Budaya

Pokok-Pokok Hukum Adat Suku Dayak Kancikgh

Selasa, 22 Juni 2021, 16:16 WIB
Dibaca 2.139
Pokok-Pokok Hukum Adat Suku Dayak Kancikgh
Tanah, Pusaka dan Benda Adat Suku Dayak Kancikgh

A.  Pengantar

Botabe’ ngak Tonah Ampah, Bopugok ngak Koramat Dolat, Bolinokh ngak Duata Potara,

Tabe’ Tabe’ Tabe’

Hukum Adat Dayak Kancikgh merupakan salah satu bentuk penerapan praktis dalam menegakkan atau menjaga keseimbangan tatanan sosiokultural masyarakat Dayak Kancikgh. Secara sosiokultural, karakteristik masyarakat Dayak Kancikgh itu sendiri memiliki 3 (tiga) kesadaran magis, yaitu: 1) tidak bisa terpisah dari alam; 2) berpegang teguh pada adat istiadat sebagai instrumen pengendali kehidupan sosial dan kultural; dan 3) dibalik semua itu atau dibalik kehidupan ini, diyakini ada sebuah “Kuasa Super” tempat manusia meminta perlindungan, meminta rejeki termasuk meminta petunjuk.

Baca Juga: Suku Dayak Kancikgh

Demi tegak dan lestarinya tatanan sosiokultural tersebut maka disepakatilah sebuah aturan yang bersifat mengikat  bagi setiap orang Kancikgh tidak terkecuali. Aturan adat tersebut dalam istilah Bahasa Kancikgh disebut: “Adat Butakgh Sarok, Adat Tanga Bonanga.” Dikatakan bersifat mengikat karena setiap individu, kelompok dan atau komponen masyarakat Kancikgh tidak bisa melepaskan diri dari adat, baik yang bersifat mengatur tindak-tanduk, perbuatan, etika, moral maupun yang bersifat sanksi sebagai akibat dari pelanggaran terhadap aturan dalam berperilaku dan menjalankan tradisi yang diwariskan oleh nenek moyang Suku Kancikgh.

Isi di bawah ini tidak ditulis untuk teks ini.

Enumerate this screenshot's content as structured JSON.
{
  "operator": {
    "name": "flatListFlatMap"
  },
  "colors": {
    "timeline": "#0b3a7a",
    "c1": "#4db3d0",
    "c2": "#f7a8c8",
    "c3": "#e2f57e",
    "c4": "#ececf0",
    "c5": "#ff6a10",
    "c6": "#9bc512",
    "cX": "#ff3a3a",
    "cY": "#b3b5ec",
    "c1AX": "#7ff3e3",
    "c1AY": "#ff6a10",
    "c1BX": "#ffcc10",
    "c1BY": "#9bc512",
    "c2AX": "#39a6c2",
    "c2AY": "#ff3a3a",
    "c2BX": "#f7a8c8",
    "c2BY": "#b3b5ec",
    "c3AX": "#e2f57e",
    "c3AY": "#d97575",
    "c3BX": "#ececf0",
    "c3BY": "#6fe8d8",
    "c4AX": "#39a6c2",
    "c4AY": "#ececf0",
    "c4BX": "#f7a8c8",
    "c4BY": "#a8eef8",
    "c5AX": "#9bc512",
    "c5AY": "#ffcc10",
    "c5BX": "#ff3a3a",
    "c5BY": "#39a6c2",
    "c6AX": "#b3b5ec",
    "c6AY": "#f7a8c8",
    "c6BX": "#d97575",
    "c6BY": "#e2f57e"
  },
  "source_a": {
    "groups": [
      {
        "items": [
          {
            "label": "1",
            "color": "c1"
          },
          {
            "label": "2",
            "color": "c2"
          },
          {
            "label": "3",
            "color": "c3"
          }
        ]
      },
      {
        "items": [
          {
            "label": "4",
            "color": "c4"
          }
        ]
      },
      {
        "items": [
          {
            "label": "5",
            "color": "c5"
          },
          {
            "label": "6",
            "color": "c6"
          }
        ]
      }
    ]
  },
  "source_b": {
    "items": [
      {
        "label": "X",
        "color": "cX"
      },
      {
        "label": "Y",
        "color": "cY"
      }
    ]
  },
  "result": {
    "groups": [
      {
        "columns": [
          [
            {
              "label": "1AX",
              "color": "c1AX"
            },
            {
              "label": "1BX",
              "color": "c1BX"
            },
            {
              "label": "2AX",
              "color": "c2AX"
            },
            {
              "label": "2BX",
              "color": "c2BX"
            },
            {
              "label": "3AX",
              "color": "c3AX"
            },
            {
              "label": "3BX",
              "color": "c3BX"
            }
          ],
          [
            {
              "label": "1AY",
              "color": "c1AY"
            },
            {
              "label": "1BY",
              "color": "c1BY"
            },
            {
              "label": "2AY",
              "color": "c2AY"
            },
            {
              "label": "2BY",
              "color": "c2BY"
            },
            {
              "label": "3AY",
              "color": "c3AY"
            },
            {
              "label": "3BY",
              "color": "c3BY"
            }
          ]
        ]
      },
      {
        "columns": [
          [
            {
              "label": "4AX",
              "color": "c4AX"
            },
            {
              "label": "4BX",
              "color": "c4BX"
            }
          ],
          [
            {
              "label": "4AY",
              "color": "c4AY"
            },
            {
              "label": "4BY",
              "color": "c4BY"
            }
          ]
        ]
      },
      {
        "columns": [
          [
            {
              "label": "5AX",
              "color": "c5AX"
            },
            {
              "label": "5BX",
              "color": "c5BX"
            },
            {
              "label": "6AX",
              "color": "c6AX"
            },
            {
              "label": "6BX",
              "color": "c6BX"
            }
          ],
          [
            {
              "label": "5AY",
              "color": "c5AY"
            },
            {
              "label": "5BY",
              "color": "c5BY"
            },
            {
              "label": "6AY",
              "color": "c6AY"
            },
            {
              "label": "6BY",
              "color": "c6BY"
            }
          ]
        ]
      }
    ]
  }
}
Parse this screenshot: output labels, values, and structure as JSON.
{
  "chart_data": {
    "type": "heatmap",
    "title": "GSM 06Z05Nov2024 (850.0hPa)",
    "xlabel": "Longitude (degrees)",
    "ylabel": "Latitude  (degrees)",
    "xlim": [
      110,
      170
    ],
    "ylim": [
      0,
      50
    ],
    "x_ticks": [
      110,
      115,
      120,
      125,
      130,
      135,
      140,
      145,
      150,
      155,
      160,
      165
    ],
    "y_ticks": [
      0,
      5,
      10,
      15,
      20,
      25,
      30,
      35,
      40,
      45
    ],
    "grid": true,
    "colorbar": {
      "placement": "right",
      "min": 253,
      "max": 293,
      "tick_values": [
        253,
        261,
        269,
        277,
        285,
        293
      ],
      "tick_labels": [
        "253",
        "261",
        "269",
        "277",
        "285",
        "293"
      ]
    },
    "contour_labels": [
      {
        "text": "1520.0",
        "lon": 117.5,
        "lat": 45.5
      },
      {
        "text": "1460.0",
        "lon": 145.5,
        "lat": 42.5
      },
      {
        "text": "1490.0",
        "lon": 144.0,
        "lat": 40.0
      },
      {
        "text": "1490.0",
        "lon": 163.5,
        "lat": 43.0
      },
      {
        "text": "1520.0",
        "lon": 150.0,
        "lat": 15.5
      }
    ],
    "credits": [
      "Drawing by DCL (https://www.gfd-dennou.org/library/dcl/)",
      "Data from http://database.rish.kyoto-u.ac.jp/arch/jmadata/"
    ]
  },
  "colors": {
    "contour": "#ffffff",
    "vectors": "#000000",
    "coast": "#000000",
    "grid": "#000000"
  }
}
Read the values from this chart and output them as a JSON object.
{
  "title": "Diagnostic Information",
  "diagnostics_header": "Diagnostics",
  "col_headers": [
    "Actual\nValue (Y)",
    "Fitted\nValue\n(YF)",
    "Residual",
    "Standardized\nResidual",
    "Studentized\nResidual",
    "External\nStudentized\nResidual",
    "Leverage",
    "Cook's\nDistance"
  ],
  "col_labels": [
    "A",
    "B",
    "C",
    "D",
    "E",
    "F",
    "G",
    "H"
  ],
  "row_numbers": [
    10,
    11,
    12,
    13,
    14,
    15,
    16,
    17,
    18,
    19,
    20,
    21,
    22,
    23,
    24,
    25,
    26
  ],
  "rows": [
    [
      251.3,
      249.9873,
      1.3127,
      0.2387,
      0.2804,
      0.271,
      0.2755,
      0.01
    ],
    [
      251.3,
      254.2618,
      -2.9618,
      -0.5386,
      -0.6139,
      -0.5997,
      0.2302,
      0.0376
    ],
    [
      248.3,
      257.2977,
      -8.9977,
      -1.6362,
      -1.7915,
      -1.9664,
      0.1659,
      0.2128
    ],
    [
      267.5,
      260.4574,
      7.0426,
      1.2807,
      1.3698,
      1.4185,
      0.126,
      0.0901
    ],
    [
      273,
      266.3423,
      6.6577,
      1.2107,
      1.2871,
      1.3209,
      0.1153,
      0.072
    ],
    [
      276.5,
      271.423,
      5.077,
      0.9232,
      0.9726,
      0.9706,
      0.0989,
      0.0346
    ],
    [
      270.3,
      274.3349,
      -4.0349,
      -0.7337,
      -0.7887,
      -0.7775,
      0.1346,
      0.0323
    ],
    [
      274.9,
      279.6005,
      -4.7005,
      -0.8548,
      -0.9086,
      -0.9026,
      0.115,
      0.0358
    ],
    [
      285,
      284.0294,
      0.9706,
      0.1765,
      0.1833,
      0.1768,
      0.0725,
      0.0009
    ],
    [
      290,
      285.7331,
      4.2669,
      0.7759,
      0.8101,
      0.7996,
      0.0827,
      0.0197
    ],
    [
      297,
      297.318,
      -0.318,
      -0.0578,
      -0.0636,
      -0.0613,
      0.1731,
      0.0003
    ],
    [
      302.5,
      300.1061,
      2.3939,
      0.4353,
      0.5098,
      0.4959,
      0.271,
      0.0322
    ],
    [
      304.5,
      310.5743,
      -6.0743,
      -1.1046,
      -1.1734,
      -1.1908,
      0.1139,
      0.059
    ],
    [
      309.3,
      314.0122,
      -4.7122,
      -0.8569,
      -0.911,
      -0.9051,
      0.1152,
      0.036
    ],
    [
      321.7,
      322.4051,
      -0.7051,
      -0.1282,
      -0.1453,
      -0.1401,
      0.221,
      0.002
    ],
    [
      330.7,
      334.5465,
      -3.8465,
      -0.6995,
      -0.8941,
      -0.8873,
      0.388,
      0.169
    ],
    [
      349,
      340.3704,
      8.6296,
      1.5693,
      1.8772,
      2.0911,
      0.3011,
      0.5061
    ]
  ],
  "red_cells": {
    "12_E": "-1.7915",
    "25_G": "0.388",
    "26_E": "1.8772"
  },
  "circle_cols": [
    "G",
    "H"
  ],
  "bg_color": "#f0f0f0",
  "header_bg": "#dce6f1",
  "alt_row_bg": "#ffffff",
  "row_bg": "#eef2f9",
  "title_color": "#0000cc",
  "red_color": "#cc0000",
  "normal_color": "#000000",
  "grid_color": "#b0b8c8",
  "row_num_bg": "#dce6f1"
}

B.    Nilai dan Prinsip Penerapan Hukum Adat Dayak Kancikgh

Penerapan Hukum Adat Dayak Kancikgh berlandaskan pada nilai-nilai yang diwariskan oleh nenek moyang Suku Dayak Kancikgh, yaitu: 1) Nilai Rasa Keadilan; 2) Nilai Pendidikan; 3) Nilai Demokrasi; dan 4) Nilai Magis. Oleh karena itu, penerapan Hukum Adat Dayak Kancikgh pada tatanan sosiokultural selalu berpegang pada 4 (empat) prinsip utama, yaitu:

Menjunjung tinggi Rasa Keadilan; tujuan utama penerapan Hukum Adat Dayak Kancikgh adalah menciptakan atau mengembalikan rasa keadilan kepada masyarakat Suku Kancikgh. Yang bersalah harus diganjar dengan hukuman sesuai tingkat kesalahannya sedangkan yang benar harus menerima pengakuan terhadap kebenaran yang telah dibuktikannya dan dibebaskan dari segala macam hukuman dan kutukan.

Harus bermuatan Edukatif atau mendidik; terkait prinsip edukatif, penerapan Hukum Adat hendaknya diawali dari pengetahuan dan pengajaran, meningkat menjadi penyadaran, terus meningkat menjadi pemberian keteladanan dan seterusnya meningkat menjadi hukuman yang tujuannya memberikan efek jera, baik bagi yang bersangkutan maupun bagi anak cucunya. Oleh karena itulah dalam penerapan sanksi adat di kalangan Masyarakat Dayak Kancikgh dikenal istilah “Juragan Mocah Timak”, artinya untuk perbuatan yang sama, sanksi adat yang diberikan kepada orang yang status sosialnya lebih tinggi (pengurus adat, pegawai pemerintah, orang berpendidikan, orang terpandang) berbeda jumlahnya (biasanya 2 kali lipat) dari sanksi adat yang diberikan kepada orang awam (masyarakat biasa).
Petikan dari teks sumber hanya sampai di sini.